Book Review – The Underground History of American Education

THE UNDERGROUND HISTORY OF AMERICAN EDUCATION even though it’s choppily written in places is on my all-time non-fiction top 10 list because it speaks Truth even though truth can sometimes be ugly and spooky to look at.

There is a saying that you never want to visit a slaughterhouse if you enjoy eating meat. The slaughterhouse is real and sensory unlike the cute packets of meat in styrofoam containers that show up in the freezers at your supermarket. Looking at the history and ideas that have shaped the modern compulsory education system is a riveting look into the backroom of the slaughterhouse.

It’s written by John Taylor Gatto who taught for thirty years in the New York Public School System – winning multiple awards for his teaching including New York Teacher of the Year. Only to finally give up and quit because he felt compulsory schooling is more destructive than instructive to children.

I recommend it because it’s one of the books that might change the way you look at the world. While it is well worth the price, it is also available in its entirety online at www.johntaylorgatto.com for free.
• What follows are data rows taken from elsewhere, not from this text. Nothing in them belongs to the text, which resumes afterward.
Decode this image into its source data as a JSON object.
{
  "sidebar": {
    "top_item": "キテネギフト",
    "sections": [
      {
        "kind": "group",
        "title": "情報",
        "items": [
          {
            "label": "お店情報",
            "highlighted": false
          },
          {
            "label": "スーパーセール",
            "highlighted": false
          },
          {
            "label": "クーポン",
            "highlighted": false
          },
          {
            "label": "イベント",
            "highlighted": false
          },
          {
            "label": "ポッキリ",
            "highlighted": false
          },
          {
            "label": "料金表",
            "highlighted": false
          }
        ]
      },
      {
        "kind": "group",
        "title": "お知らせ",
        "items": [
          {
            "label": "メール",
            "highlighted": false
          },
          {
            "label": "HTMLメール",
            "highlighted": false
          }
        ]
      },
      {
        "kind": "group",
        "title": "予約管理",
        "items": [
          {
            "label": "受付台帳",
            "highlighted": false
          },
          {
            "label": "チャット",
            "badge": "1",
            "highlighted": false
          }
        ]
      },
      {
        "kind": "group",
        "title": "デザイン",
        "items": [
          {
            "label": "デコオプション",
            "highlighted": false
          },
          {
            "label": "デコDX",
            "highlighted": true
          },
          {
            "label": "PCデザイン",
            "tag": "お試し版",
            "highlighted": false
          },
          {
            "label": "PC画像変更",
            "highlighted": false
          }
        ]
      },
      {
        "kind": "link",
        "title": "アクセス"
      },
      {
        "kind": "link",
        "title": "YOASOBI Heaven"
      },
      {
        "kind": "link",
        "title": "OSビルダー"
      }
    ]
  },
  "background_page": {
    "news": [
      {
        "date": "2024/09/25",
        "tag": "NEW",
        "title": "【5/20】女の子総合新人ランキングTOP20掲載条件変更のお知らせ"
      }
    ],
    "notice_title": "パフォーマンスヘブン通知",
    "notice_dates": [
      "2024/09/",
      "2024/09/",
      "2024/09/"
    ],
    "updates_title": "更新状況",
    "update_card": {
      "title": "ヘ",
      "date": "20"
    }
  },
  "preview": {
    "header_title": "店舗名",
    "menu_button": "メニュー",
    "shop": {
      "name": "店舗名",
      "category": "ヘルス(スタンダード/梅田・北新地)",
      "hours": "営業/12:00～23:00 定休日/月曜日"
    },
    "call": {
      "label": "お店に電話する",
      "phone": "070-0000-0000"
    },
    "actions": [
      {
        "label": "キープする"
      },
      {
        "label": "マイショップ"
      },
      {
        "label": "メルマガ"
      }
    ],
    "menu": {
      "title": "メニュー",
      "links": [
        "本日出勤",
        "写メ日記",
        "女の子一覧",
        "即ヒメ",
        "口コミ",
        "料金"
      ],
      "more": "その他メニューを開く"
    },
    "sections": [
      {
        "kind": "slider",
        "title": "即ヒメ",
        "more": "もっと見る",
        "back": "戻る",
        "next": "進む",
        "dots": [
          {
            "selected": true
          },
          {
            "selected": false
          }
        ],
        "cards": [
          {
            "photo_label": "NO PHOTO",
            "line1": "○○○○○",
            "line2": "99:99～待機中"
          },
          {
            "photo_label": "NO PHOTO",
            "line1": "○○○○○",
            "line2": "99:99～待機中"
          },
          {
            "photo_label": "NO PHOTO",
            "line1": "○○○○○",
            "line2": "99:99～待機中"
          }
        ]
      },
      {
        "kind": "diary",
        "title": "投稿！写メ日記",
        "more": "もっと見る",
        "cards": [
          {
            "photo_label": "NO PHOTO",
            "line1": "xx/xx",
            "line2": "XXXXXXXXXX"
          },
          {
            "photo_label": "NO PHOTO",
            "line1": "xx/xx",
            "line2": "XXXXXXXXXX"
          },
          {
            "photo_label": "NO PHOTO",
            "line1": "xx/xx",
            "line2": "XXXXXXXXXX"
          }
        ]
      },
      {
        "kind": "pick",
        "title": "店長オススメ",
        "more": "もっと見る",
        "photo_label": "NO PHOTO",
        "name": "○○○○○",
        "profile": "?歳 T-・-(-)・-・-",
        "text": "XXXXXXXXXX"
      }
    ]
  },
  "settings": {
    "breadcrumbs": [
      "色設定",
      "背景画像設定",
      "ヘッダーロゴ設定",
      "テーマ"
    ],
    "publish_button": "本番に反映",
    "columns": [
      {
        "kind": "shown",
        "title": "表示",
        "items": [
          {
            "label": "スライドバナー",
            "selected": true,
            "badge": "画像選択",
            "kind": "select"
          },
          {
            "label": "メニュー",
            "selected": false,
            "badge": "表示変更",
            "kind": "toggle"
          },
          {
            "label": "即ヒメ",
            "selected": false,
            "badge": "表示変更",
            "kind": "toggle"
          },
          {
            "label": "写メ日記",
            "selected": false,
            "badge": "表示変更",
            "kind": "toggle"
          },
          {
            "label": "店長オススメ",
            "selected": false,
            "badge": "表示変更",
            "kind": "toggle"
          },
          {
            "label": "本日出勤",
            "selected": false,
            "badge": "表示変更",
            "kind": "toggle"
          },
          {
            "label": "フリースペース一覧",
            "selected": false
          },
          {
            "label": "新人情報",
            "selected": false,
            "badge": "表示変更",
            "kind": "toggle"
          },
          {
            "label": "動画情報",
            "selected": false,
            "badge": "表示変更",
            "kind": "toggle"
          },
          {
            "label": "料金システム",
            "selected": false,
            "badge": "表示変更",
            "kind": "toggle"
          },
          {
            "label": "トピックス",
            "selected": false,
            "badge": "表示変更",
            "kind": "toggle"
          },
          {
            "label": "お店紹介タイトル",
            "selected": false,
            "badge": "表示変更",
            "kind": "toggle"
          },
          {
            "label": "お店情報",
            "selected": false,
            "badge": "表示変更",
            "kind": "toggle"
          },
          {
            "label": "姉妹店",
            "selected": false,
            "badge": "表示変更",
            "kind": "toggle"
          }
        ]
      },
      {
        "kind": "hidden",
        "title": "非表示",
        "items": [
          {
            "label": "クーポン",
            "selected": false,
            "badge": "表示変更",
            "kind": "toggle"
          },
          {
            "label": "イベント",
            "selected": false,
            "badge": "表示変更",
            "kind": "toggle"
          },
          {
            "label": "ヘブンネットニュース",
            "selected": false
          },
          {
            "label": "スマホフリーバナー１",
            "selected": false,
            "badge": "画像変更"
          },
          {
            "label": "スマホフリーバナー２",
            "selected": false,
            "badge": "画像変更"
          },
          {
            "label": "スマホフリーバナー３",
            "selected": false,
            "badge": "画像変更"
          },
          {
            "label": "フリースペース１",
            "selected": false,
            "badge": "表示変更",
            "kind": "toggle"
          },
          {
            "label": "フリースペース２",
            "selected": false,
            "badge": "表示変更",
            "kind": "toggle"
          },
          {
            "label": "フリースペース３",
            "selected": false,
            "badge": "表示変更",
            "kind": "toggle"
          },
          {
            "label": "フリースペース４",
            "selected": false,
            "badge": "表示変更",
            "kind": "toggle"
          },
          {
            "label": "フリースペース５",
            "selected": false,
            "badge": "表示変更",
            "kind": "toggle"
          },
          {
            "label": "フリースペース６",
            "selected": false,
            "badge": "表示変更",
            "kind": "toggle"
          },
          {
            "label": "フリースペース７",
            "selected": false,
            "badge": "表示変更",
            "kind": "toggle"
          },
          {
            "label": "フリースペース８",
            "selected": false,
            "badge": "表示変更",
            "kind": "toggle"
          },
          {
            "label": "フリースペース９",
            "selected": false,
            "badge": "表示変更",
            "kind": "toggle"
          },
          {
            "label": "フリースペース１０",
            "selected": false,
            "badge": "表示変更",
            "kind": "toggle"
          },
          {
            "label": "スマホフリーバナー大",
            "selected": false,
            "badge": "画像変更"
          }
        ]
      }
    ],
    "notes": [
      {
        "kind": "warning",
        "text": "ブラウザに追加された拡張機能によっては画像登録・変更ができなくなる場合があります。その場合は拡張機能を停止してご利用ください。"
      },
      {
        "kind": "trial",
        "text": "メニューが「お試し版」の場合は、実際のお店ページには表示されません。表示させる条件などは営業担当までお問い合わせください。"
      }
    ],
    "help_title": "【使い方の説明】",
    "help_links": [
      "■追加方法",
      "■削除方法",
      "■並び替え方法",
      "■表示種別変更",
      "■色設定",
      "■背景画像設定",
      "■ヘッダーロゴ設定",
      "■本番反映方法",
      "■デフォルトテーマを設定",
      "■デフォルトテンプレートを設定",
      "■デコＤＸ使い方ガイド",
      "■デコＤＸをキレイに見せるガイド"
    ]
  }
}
Reading it, you’ll get a radically different perspective of the education system. According to Gatto, the true purpose of our public school system has more to do with control, conformity and fostering dependence than it does with learning. This does not mean that there is a conspiracy among teachers, principals, and superintendents. They are trying their genuine best to teach their students. But the system controlled in the shadows by big corporations actually produces dependent, conformist, incomplete individuals full of emotional and psychological problems.